Search code examples
pythontensorflowofflinenamed-entity-recognitionbert-language-model

how to use ktrain for NER Offline?


I have trained my English model following this notebook (https://nbviewer.jupyter.org/github/amaiya/ktrain/blob/master/tutorials/tutorial-06-sequence-tagging.ipynb). I am able to save my pretrained model and run it with no problem.

However, I need to run it again but OFFLINE and it is not working, I understand that I need to download the file and do something similar to what is done here.

https://github.com/huggingface/transformers/issues/136

However, I am not able to understand where do I need to change the settings of ktrain.

I run this:

ktrain.load_predictor('Functions/my_english_nermodel')

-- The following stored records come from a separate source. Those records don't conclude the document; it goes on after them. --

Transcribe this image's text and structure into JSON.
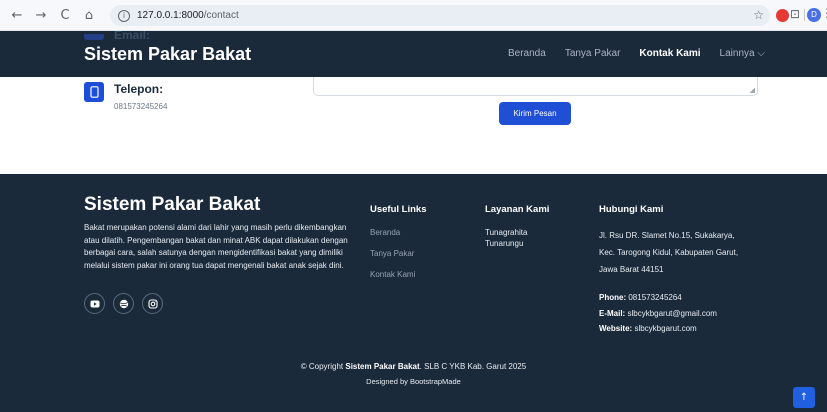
{
  "browser": {
    "back": "←",
    "forward": "→",
    "reload": "C",
    "home": "⌂",
    "url_host": "127.0.0.1:8000",
    "url_path": "/contact",
    "profile_initial": "D"
  },
  "header": {
    "peek_label": "Email:",
    "brand": "Sistem Pakar Bakat",
    "nav": [
      {
        "label": "Beranda"
      },
      {
        "label": "Tanya Pakar"
      },
      {
        "label": "Kontak Kami"
      },
      {
        "label": "Lainnya ⌵"
      }
    ]
  },
  "contact": {
    "phone_label": "Telepon:",
    "phone_value": "081573245264",
    "submit_label": "Kirim Pesan"
  },
  "footer": {
    "brand": "Sistem Pakar Bakat",
    "description": "Bakat merupakan potensi alami dari lahir yang masih perlu dikembangkan atau dilatih. Pengembangan bakat dan minat ABK dapat dilakukan dengan berbagai cara, salah satunya dengan mengidentifikasi bakat yang dimiliki melalui sistem pakar ini orang tua dapat mengenali bakat anak sejak dini.",
    "useful_links_title": "Useful Links",
    "useful_links": [
      "Beranda",
      "Tanya Pakar",
      "Kontak Kami"
    ],
    "layanan_title": "Layanan Kami",
    "layanan": [
      "Tunagrahita",
      "Tunarungu"
    ],
    "hubungi_title": "Hubungi Kami",
    "address_lines": [
      "Jl. Rsu DR. Slamet No.15, Sukakarya,",
      "Kec. Tarogong Kidul, Kabupaten Garut,",
      "Jawa Barat 44151"
    ],
    "phone_label": "Phone:",
    "phone_value": "081573245264",
    "email_label": "E-Mail:",
    "email_value": "slbcykbgarut@gmail.com",
    "website_label": "Website:",
    "website_value": "slbcykbgarut.com",
    "copyright_prefix": "© Copyright",
    "copyright_brand": "Sistem Pakar Bakat",
    "copyright_suffix": ". SLB C YKB Kab. Garut 2025",
    "designed_by": "Designed by BootstrapMade",
    "back_to_top": "↑"
  },
  "icons": {
    "info": "info-icon",
    "phone": "phone-icon",
    "youtube": "youtube-icon",
    "dribbble": "globe-icon",
    "instagram": "instagram-icon"
  },
  "colors": {
    "navy": "#1b2a3b",
    "primary_blue": "#1f4fd4"
  }
}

and this is the error I get:

Traceback (most recent call last):
  File "Z:\Functions\NER.py", line 155, in load_bert
    reloaded_predictor= ktrain.load_predictor('Z:/Functions/my_english_nermodel')
  File "C:\Program Files\Python37\lib\site-packages\ktrain\core.py", line 1316, in load_predictor
    preproc = pickle.load(f)
  File "C:\Program Files\Python37\lib\site-packages\ktrain\text\ner\anago\preprocessing.py", line 76, in __setstate__
    if self.te_model is not None: self.activate_transformer(self.te_model, layers=self.te_layers)
  File "C:\Program Files\Python37\lib\site-packages\ktrain\text\ner\anago\preprocessing.py", line 100, in activate_transformer
    self.te = TransformerEmbedding(model_name, layers=layers)
  File "C:\Program Files\Python37\lib\site-packages\ktrain\text\preprocessor.py", line 1095, in __init__
    self.tokenizer = self.tokenizer_type.from_pretrained(model_name)
  File "C:\Program Files\Python37\lib\site-packages\transformers\tokenization_utils.py", line 903, in from_pretrained
    return cls._from_pretrained(*inputs, **kwargs)
  File "C:\Program Files\Python37\lib\site-packages\transformers\tokenization_utils.py", line 1008, in _from_pretrained
    list(cls.vocab_files_names.values()),
OSError: Model name 'bert-base-uncased' was not found in tokenizers model name list (bert-base-uncased, bert-large-uncased, bert-base-cased, bert-large-cased, bert-base-multilingual-uncased, bert-base-multilingual-cased, bert-base-chinese, bert-base-german-cased, bert-large-uncased-whole-word-masking, bert-large-cased-whole-word-masking, bert-large-uncased-whole-word-masking-finetuned-squad, bert-large-cased-whole-word-masking-finetuned-squad, bert-base-cased-finetuned-mrpc, bert-base-german-dbmdz-cased, bert-base-german-dbmdz-uncased, bert-base-finnish-cased-v1, bert-base-finnish-uncased-v1, bert-base-dutch-cased). We assumed 'bert-base-dutch-cased' was a path, a model identifier, or url to a directory containing vocabulary files named ['vocab.txt'] but couldn't find such vocabulary files at this path or url.

Process finished with exit code 1

Solution

  • More generally, the transformers-based pretrained models are downloaded to <home_directory>/.cache/torch/transformers. For instance, on Linux, this will be /home/<user_name>/.cache/torch/transformers.

    As indicated in the answer above, to reload the ktrain predictor on a machine with no internet access (for ktrain models that utilize models from transformers library), you'll need copy the model files in that folder to the same location on the new machine.